Simulations demonstrated the power of our approach to estimate error rates even in samples with low levels of diversity. They also indicated differences in the accuracy of the error estimators, but these were not pronounced for the most common types of sites. One caveat to our simulations is that we did not simulate inaccuracies in phase calling. Low levels of diversity and high rates of recombination can make accurate phasing more difficult, while low rates of recombination could result in an imbalance in the proportion of phases across the genome. The assumption of at most one genotyping error among samples per site may also slightly inflate our estimates of the error rate. The potential for two or more genotyping errors is small (on the order of 10⁻⁶), and had a negligible effect in our simulations, but may be higher at sites prone to sequencing or assembly errors. These issues likely cause error rates to vary dramatically across such sites. Similarly, we ignored the effects of gene conversion and de novo mutation, as they are expected to occur at negligible rates compared to genotyping error (Table 1). Furthermore, the signal from a genotyping error and a gene conversion event is nearly identical, though careful filtering and selection of sites have been successful in identifying gene conversion events (e.g., Williams et al. 2015; Miller et al. 2016).

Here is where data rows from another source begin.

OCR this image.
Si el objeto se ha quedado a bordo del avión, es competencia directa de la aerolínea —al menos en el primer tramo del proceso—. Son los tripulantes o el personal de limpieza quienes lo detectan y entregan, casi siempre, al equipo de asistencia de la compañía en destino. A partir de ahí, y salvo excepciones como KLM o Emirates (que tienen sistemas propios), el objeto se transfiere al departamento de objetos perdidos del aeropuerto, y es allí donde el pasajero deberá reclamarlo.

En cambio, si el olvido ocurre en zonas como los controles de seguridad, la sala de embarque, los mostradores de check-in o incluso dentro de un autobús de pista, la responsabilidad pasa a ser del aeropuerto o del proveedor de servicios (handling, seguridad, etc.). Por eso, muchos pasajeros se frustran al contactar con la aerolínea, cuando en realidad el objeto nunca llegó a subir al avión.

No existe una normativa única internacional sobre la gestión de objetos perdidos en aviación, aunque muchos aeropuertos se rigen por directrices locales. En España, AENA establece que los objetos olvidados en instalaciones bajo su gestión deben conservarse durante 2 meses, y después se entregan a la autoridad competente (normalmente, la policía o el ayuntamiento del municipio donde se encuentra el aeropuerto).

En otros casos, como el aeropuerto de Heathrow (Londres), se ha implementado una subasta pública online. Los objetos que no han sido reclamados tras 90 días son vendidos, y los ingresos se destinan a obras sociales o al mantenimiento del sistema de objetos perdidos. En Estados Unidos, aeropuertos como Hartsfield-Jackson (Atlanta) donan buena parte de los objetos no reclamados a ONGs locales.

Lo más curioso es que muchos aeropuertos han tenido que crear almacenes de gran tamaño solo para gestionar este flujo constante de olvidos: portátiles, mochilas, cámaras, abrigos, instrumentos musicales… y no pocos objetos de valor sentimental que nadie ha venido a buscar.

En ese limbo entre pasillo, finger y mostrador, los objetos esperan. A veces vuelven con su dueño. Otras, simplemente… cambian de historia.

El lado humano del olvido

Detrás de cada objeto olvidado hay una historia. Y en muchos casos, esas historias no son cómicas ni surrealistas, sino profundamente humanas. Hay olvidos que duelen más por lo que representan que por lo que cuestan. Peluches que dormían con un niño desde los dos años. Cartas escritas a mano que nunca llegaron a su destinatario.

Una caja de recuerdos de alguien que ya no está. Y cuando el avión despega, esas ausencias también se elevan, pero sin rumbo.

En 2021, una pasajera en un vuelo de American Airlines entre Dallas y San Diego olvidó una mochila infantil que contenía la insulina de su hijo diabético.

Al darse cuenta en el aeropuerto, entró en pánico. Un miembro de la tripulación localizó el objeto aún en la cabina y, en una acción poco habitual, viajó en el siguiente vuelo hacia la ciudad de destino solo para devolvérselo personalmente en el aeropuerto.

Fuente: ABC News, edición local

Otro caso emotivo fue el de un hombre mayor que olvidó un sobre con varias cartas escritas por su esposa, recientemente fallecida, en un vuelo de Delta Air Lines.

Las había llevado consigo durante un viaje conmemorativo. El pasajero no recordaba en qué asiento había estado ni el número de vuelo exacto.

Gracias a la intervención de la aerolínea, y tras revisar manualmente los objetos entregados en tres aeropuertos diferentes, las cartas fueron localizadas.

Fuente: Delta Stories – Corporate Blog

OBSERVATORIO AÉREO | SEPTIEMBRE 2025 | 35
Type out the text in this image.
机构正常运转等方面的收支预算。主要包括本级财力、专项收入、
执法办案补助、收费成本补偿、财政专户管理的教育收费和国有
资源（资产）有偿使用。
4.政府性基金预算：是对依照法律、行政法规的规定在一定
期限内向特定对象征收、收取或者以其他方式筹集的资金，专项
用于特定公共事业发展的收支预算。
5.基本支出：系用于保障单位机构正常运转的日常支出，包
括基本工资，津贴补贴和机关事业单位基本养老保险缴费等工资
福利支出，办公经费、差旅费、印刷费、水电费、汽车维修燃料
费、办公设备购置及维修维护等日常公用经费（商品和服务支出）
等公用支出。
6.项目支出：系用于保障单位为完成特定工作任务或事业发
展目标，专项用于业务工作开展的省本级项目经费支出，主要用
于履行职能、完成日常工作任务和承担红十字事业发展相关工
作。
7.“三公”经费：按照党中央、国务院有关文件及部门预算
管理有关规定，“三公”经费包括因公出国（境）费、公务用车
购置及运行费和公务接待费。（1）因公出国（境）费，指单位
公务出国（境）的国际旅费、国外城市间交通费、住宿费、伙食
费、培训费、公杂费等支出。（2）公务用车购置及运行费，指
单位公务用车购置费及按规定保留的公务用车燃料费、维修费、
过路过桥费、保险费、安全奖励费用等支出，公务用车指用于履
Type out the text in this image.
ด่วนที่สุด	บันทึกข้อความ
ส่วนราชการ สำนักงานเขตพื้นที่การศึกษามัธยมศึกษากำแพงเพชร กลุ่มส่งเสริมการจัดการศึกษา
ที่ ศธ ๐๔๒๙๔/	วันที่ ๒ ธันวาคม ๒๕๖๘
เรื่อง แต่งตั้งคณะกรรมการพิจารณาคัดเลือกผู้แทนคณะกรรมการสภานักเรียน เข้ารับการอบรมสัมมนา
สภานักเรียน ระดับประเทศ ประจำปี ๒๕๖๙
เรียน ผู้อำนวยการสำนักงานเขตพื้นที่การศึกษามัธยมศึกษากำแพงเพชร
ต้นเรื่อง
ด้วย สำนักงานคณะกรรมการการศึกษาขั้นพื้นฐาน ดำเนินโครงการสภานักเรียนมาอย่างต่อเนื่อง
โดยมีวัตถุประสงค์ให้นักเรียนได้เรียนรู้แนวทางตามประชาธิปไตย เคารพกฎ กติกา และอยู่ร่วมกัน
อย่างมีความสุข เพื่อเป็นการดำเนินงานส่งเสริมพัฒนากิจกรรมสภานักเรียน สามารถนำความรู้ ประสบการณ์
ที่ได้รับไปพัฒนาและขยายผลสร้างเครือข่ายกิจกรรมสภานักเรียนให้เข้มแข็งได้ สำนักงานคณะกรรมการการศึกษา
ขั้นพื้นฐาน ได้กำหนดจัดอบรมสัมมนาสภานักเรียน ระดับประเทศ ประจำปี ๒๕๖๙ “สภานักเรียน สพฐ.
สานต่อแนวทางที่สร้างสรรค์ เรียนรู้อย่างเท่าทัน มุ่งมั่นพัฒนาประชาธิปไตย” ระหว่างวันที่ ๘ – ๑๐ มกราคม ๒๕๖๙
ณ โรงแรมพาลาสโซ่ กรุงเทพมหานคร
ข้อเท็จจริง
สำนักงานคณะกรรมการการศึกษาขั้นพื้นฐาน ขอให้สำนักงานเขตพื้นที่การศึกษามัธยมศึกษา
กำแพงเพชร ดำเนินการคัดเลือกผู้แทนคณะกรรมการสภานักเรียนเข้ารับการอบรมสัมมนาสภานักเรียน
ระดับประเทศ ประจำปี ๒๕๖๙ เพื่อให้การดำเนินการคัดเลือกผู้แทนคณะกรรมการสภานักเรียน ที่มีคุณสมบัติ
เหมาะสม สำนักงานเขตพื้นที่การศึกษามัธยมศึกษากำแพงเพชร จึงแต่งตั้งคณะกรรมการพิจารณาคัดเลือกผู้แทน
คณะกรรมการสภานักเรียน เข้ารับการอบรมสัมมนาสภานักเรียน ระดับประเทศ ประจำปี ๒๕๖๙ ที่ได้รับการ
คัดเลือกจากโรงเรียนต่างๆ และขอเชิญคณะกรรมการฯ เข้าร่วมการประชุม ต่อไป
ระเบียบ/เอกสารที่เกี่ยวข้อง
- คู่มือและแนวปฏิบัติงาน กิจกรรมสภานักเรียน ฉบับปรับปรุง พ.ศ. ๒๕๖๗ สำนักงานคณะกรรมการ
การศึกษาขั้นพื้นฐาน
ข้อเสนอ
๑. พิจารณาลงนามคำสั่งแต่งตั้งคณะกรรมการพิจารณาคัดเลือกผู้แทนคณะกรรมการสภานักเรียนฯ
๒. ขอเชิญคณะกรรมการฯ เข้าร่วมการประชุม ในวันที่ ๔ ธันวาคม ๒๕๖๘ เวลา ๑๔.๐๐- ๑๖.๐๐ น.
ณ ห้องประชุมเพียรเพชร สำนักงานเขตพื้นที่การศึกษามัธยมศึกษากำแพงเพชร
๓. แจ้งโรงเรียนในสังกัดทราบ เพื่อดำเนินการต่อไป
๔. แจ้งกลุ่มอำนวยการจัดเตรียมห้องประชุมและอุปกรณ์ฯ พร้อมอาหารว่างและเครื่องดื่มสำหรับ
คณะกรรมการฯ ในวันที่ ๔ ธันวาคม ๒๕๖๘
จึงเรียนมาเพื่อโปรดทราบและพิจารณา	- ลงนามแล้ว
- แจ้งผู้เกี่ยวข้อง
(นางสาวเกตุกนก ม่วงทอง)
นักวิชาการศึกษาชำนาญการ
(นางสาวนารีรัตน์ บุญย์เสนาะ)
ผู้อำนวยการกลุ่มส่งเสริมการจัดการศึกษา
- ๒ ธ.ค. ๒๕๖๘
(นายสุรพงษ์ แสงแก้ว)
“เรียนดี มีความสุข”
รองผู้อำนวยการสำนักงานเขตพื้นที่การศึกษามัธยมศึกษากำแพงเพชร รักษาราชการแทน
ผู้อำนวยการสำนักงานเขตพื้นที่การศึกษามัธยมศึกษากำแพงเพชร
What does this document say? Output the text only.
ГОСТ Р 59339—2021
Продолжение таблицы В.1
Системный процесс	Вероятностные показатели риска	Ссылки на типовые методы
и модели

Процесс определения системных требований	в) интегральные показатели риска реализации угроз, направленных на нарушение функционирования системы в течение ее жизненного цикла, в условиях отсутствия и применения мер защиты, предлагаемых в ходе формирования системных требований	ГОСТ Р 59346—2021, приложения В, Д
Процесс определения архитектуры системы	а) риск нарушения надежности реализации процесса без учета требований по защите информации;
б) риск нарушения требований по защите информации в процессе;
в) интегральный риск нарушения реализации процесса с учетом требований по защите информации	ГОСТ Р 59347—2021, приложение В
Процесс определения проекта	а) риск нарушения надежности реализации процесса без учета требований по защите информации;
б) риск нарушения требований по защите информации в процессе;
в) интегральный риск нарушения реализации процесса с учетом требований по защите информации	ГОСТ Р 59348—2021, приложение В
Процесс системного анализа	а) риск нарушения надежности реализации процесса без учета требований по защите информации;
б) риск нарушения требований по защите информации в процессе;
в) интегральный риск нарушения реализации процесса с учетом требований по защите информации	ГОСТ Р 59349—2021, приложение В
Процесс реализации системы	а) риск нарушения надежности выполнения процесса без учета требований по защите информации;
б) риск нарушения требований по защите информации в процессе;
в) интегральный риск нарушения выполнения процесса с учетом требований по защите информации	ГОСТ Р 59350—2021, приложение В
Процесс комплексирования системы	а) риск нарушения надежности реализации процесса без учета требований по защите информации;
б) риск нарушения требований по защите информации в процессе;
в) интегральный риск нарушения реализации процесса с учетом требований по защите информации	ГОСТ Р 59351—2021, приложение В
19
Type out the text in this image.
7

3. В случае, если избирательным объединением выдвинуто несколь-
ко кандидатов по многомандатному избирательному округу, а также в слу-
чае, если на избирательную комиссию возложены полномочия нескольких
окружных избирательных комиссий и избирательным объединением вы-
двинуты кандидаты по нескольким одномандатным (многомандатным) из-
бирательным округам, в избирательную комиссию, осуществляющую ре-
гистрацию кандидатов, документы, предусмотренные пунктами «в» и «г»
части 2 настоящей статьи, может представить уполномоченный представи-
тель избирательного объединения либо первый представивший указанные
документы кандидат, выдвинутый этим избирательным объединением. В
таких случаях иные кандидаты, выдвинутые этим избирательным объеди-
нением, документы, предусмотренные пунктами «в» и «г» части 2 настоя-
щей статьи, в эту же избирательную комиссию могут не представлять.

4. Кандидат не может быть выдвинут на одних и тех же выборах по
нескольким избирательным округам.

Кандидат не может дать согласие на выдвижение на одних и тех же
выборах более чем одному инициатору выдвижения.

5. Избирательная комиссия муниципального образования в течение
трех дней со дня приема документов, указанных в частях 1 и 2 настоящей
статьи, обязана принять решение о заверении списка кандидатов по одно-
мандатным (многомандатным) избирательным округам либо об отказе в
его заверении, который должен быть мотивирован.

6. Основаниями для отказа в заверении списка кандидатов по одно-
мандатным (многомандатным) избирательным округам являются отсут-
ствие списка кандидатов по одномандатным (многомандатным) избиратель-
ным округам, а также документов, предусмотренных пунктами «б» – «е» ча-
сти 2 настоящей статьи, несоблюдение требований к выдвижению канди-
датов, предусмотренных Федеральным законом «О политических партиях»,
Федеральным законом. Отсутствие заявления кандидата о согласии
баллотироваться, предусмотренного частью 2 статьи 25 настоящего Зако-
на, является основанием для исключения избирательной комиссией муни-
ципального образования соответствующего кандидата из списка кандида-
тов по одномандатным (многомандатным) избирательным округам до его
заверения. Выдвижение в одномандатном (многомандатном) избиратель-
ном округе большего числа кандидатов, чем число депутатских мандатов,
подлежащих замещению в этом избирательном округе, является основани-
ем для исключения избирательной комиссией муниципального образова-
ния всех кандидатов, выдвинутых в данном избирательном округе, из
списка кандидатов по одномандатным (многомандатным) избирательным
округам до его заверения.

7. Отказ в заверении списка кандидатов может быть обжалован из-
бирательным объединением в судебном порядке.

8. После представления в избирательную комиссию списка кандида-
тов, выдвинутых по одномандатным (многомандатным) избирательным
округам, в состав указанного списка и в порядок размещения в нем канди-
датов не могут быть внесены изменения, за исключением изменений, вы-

Finally, we note that the estimated error rates are for genotyping from a set of called variants. The heterozygote false-positive rate, ${\mathrm{\epsilon }}_{0 > 1}$, for example, does not apply to invariant reference sites. Variant discovery is an important step upstream of calling genotypes affected by reference and assembly quality (Li 2014). This is an important limitation for arriving at an overall error rate for a given site because we do not consider missed variants. Furthermore, the rarity of a variant affects its chance of being discovered. Our limited analysis of the relationship between allele frequency and genotyping error rate (Supplementary Table S2) suggests homozygous alternate genotypes may be more likely to be erroneous at sites with rare variants.

As genomic data continue to accumulate, the consideration of genotyping errors will remain an essential part of genetic analyses. Though we have focused mainly on whole-genome sequence data, our approach is generally applicable to any collection of genotype data (e.g., SNP-chips or exome sequencing) from pedigreed samples. Interest in sequencing individuals from families, as in studies seeking to identify de novo mutations (Goldmann et al. 2016; Thomas et al. 2018; Sasani et al. 2019), provides special opportunities for this method to be useful. Studies estimating de novo mutation rates may be particularly interested in distinguishing the rates for different types of genotyping errors. Differences in error rates will directly affect estimates of the false-positive and false-negative rates, and subsequent calculations of the mutation rate (Besenbacher et al. 2015; Kim et al. 2019). We have shown here that different types of errors indeed occur at different rates, necessitating their inclusion in such studies.